In cervical disc herniation, there is no evidence of effectiveness for conservative treatment compared with surgery [Level I].[19] Different randomized controlled trials (RTC) have compared conservative versus surgical treatment in lumbar disc herniation, observing faster pain relief and recovery in the early surgery groups, however, similar outcomes in the long term (one or two years) were found.[20][21] In another trial, carefully selected patients who underwent surgery for lumbar disc herniation achieved greater improvement compared to nonoperative treated patients at eight years follow up [Level II].[22](A1)
Differential Diagnosis
Nucleus pulposus herniation is the most common cause of radicular pain in the lumbar spine and the second most common cause in the cervical spine after degenerative spondylosis; however, other conditions in the differential diagnosis should be considered such as:
- Conjoined nerve root
- Facet joint cyst
- Facet joint/ligamentum flavum hypertrophy
- Neurinoma/schwannoma
- Spondylolisthesis
Prognosis
The majority of patients suffering from nucleus pulposus herniation experience symptoms resolution without surgery.[23] Conservative treatment is effective, and patients usually experience symptom relief after a couple of weeks. However, some cases do not improve with conservative treatment and may require more invasive therapies such as nerve root steroid injection or even surgery.
The presence of myelopathy in cases of central nucleus pulposus herniation in the cervical or thoracic region is an indication for surgery, especially in the setting of symptoms progression.
Complications
Complications associated with nucleus pulposus herniation can result from the compression effect on the nerve root in severe cases resulting in motor deficit, in the cervical and thoracic spine there is also a risk of spinal cord compression in severe cases. These complications are relatively uncommon but should be considered and properly treated to avoid a permanent neurological deficit.
Cauda equina syndrome is another complication that results from lumbosacral nerve roots compression with possible bowel or bladder dysfunction. It is a rarely occurring condition (less than 1%). However, it is considered an absolute indication for acute surgical resolution, and early decompression is associated with symptoms improvement.[24]
Deterrence and Patient Education
It is crucial for patients to recognize radicular pain because it can be the result of a nucleus pulposus herniation in the cervical or lumbar spine. It is essential to have a consult after a persistent radiating pain and be examined by a primary care provider. Most of the symptoms usually improve with conservative treatment; only a few cases with severe pain or neurologic deficit may need additional imaging studies and further specialist referral.

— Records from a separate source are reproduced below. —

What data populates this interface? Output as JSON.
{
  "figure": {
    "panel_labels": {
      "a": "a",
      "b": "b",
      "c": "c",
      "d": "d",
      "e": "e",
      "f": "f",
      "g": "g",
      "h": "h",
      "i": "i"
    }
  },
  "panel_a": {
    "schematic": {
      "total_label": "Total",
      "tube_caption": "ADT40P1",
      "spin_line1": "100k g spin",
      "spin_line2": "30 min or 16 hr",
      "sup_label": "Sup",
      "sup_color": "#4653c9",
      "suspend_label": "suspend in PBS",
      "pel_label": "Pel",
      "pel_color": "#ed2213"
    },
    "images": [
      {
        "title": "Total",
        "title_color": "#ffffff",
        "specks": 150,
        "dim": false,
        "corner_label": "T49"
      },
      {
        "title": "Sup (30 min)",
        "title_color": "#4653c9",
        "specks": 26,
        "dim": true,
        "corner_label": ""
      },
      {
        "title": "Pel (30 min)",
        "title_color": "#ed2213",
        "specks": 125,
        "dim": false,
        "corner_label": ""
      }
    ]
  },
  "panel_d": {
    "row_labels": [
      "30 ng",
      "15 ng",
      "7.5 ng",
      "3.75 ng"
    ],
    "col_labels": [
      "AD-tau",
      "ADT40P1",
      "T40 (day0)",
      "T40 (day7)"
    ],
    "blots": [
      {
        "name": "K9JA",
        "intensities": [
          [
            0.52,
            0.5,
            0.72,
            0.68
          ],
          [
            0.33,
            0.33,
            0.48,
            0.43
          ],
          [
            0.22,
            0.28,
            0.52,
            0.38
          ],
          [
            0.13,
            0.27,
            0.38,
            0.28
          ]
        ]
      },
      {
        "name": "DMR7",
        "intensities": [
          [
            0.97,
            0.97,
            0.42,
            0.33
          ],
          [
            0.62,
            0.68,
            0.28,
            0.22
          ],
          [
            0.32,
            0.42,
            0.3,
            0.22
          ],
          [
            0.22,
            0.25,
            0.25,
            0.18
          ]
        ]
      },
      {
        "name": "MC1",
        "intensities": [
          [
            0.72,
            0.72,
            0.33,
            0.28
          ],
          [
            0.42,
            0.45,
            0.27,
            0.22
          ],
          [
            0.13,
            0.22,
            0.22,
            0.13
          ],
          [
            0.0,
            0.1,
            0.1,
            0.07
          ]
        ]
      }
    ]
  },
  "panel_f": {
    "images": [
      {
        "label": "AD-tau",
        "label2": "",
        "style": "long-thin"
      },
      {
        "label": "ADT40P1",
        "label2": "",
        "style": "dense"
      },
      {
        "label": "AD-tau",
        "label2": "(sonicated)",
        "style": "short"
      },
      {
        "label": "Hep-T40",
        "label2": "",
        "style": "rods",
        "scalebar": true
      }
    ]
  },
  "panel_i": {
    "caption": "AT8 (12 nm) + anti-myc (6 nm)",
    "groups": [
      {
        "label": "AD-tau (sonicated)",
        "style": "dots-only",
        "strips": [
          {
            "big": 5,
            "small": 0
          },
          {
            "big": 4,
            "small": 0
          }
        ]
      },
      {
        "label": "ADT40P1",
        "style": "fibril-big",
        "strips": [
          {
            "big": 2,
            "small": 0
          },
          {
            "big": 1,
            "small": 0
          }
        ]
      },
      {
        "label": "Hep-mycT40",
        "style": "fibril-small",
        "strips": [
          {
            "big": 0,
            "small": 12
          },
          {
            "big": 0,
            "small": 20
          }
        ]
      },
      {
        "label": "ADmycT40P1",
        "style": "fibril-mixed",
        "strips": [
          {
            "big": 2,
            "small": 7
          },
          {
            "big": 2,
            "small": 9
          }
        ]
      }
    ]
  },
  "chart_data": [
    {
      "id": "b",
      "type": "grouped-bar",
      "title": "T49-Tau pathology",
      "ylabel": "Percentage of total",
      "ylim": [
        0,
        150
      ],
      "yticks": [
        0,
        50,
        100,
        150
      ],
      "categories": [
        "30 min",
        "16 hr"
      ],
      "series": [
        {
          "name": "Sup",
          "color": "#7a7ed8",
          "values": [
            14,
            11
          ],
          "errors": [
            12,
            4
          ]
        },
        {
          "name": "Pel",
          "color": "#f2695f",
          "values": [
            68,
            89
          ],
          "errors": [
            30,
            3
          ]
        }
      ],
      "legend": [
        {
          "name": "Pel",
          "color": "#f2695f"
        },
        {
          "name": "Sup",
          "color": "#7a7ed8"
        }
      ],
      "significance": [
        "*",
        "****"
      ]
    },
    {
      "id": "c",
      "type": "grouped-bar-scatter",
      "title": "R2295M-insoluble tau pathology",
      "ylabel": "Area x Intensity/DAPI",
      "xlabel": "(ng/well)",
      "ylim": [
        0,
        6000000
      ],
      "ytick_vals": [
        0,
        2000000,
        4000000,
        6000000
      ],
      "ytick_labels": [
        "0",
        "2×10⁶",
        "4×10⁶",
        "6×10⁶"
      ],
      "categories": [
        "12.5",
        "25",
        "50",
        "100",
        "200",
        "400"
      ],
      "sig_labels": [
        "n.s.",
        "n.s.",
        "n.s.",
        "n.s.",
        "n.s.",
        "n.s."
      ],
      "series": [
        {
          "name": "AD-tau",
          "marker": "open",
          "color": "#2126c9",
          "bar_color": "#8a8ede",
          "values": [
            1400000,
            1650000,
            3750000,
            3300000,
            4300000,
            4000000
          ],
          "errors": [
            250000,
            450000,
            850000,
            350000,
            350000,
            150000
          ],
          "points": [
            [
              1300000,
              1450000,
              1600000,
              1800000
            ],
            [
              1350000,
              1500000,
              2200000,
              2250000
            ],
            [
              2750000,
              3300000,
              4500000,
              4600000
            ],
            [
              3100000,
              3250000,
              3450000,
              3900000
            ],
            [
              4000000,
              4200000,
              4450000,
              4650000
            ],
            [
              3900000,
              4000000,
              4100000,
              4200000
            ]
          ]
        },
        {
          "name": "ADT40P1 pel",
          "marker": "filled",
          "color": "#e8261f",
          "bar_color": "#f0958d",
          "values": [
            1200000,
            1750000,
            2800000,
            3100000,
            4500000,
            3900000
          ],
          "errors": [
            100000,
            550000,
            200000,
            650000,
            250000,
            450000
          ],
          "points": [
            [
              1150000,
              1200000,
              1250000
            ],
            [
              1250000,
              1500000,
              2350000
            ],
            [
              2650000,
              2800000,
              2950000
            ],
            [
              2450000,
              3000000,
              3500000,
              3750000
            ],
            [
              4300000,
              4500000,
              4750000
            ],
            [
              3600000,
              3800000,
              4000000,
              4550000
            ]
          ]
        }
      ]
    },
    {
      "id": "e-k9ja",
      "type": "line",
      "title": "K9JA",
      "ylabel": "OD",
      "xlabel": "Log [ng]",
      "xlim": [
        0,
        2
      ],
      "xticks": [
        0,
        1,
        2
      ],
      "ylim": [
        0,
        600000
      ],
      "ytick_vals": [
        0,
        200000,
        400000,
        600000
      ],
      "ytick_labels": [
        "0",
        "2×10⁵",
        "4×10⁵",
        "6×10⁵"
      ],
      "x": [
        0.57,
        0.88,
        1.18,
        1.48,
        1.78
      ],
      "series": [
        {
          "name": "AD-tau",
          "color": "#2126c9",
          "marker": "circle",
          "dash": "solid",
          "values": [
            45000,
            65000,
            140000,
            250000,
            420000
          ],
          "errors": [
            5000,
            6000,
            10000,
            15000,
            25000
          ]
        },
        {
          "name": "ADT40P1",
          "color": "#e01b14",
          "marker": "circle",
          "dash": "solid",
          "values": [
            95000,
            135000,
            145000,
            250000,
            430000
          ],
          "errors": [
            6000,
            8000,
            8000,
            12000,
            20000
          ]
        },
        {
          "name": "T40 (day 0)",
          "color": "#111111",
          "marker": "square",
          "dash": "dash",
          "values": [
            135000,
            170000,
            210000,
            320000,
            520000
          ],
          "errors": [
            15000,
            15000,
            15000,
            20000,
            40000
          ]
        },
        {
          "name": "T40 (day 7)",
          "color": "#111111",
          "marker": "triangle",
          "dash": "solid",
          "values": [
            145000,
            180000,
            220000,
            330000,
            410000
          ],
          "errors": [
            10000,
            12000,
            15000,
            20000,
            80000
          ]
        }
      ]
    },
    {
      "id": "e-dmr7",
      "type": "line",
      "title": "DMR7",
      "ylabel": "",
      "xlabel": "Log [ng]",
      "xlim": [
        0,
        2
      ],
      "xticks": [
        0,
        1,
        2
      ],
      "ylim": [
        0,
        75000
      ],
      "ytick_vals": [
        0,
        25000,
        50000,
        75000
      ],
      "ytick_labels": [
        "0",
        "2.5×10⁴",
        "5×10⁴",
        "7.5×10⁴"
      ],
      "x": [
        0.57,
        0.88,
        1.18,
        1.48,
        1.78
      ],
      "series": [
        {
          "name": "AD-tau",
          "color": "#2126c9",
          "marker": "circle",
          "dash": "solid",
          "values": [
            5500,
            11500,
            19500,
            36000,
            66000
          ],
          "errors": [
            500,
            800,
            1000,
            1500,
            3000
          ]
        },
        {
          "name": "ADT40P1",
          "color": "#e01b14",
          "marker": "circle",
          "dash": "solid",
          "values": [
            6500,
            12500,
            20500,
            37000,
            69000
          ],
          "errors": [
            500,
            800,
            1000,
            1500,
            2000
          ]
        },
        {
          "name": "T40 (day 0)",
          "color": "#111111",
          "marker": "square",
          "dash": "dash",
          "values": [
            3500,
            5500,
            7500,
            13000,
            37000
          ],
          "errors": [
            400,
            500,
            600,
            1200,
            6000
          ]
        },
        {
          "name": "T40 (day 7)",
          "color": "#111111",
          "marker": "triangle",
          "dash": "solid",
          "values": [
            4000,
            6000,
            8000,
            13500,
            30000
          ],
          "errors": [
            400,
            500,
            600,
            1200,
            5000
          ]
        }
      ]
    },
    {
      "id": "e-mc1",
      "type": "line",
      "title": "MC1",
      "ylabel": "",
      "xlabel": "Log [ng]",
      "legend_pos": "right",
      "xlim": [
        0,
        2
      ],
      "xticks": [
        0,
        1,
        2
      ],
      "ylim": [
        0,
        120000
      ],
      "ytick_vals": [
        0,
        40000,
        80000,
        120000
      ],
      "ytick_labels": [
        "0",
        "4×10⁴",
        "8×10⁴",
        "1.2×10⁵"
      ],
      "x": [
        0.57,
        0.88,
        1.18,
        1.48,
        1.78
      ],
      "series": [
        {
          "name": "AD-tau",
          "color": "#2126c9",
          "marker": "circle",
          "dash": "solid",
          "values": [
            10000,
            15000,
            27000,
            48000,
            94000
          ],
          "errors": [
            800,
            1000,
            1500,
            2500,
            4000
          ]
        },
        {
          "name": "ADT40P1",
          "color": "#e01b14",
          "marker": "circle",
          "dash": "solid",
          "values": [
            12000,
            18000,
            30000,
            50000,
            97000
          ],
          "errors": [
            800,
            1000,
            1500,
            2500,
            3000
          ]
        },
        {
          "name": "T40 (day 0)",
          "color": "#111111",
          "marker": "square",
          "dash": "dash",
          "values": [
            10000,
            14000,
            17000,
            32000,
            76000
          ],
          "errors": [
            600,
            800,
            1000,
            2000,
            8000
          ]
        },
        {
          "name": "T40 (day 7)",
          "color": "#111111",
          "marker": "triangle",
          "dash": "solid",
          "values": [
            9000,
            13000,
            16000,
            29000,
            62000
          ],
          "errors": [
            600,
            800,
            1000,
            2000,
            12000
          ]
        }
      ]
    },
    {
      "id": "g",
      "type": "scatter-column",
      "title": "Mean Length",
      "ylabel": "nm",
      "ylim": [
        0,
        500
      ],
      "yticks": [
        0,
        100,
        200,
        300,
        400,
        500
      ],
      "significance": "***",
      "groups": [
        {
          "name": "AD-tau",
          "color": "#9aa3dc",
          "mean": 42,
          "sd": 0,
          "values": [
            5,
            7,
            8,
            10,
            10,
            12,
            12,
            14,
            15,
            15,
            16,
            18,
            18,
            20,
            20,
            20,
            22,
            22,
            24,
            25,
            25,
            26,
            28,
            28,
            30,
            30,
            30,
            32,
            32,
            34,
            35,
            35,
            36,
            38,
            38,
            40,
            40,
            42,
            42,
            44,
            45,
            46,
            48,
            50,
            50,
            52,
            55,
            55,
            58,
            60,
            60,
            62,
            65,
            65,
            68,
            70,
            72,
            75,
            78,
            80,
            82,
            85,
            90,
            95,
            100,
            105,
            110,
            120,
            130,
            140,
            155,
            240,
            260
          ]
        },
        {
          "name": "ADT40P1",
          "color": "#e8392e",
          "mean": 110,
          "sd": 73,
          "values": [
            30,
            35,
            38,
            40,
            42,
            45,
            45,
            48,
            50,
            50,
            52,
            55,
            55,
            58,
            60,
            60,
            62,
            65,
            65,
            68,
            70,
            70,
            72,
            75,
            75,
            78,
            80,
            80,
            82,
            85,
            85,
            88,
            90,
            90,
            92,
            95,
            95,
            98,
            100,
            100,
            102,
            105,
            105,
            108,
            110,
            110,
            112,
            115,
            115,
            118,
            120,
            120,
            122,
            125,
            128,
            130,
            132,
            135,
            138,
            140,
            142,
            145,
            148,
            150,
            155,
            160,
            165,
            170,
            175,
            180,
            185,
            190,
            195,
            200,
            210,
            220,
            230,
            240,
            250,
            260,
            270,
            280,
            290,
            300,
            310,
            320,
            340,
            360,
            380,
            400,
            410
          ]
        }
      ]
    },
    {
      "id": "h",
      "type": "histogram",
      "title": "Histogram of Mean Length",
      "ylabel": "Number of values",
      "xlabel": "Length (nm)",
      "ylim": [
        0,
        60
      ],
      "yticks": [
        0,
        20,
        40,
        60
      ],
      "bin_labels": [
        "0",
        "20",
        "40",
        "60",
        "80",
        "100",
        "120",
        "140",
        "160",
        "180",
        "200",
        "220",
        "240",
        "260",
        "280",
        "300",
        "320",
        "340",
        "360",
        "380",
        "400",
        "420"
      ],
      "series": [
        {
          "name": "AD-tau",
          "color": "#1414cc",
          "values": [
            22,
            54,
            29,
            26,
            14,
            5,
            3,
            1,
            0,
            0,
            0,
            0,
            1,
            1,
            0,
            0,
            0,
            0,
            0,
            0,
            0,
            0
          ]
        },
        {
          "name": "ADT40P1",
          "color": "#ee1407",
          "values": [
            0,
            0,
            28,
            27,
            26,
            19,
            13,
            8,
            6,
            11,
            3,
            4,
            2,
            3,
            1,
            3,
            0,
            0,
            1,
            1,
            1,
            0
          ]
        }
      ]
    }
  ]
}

Enhancing Healthcare Team Outcomes
Nucleus pulposus herniation is a common complaint among young adults; clinical symptoms such as low back or cervical pain with radicular pain (brachialgia or sciatica) may raise suspicion of a possible nerve root inflammation/compression and further referral to a specialist. In cervical disc herniation, there is no evidence of effectiveness for conservative treatment compared with surgery [Level I], on the other hand, carefully selected patients who underwent surgery for lumbar disc herniation achieved more significant improvement compared to nonoperative treated patients [Level II]. A coordinated effort between the primary care provider, specialty-trained nurses, spine specialists, physical therapists and chiropractors (who may be the patient's first point of contact), communicating across professions, and providing patient and family education is vital to guide proper management in patients with symptomatic nucleus pulposus herniation [Level V].